Introducing The Next Generation Of Leaders And Thinkers

Why Are Schools Still Segregated and Unequal?

Education is often considered one of the main pillars of society – it’s unfortunate how some individuals have inherent disadvantages when it comes to obtaining a decent education, leaving them oppressed compared to affluent communities. Therefore, my largest concern and criticism of educational structures are the detrimental inconsistency among classes and race.

Despite social change, structural dynamics prove that even in this day and age, schools are still segregated and unequal. Typically, black students attend schools with mostly blacks while whites attend schools that are predominately white; since more blacks live in impoverished communities, their schools remain defunded. These demographics represent a much larger issue; along with the segregation of schools, the quality of schools are generally unequal following racial barriers.

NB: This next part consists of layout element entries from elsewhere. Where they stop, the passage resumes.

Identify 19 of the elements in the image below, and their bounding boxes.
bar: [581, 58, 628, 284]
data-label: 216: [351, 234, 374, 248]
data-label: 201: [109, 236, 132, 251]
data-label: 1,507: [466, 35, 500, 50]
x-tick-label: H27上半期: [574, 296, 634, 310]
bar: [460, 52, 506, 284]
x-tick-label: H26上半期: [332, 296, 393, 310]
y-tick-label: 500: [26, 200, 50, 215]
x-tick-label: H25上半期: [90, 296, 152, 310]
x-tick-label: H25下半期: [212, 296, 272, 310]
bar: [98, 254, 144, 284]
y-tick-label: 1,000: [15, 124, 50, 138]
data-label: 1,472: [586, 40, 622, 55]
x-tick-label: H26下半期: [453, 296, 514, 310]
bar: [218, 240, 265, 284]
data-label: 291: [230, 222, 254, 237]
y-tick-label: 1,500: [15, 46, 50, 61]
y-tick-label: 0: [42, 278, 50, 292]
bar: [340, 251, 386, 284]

When it comes to education, black communities do not have equal opportunities. To point out some of the main factors that contribute to this disparity: blacks tend to have less wealth, fewer resources, their parents have a lower education level, thus, leaving their children with lower expectations, blacks have outside forces that interfere with their education such as dealings with the justice system, and overall fewer resources to excel.  Most blacks are placed in poor conditioned schools where the academic process is not taken seriously; the high school dropout rate for black youth is approximately 7.4%, disproportionately higher than the dropout rate of whites. In relation, a lack of assets allow black students to struggle finding the value of education as they are turned off from the white-biased and white-cultured material. Moreover, as a black student living in the suburbs, it wasn’t until I recently began to educate myself that I even understood the depth of this issue. Going to school with white kids, specifically going to good schools blinded me of the fact that blacks in inner cities have an entirely different starting line. Lower and middle-class black parents often have financial and survival obligations, therefore, can’t afford out-of-school learning opportunities for their kids and simply don’t have the time to be heavily involved in their child’s schooling. Meanwhile, 80% of teachers are white and 50% (and growing) of students are of color. Psychology states that white teachers enforce punitive action towards black students due to predispositions that blacks are troublesome. Teachers introduce black students to the notion that they need authoritative disciplinary action; this is verified as black students are suspended twice as often as white students.

Studies have confirmed that black students have a less positive attitude towards school because they have not been provided ethnic material, beneficial understandings of how they fit into society, nor the proper guidance that many black students need desperately. Generally speaking, school should help all students of all races become socially aware, encourage multicultural perspectives, and drift away from the one-sided prospect prominent in organized schooling.

Imagine a black student studying the founding fathers and as the textbook describes: these individuals wonderfully impacted American society, then, learning that they were all slave owners. Black students are demoralized as they are taught the white man’s version of history. The fixed material is not appealing and often times distasteful to learn, forcing them to reject the partial information that is shoved down their throat, consequently, keeping them from performing to their full potential. On the other hand, school teaches black youth that their ancestors were slaves, that their people were inferior and the victims of the most torturous caste system in history. School does not teach about Angela Davis or Lewis Latimer or W.E.B. Dubois or Paul Robeson or Charles Drew or any black creators, inventors, leaders, and contributors. School does not teach black excellence.

The federal system of education is fundamentally defective, it retains falsified curriculum, and the system of academic distribution was not designed to uplift students of color. Education is the process of receiving systematic instruction, thus, concrete subjects and marginalized principles within poor black communities destroy students willingness to think for themselves, set goes for themselves, and positively interpret themselves and their environment.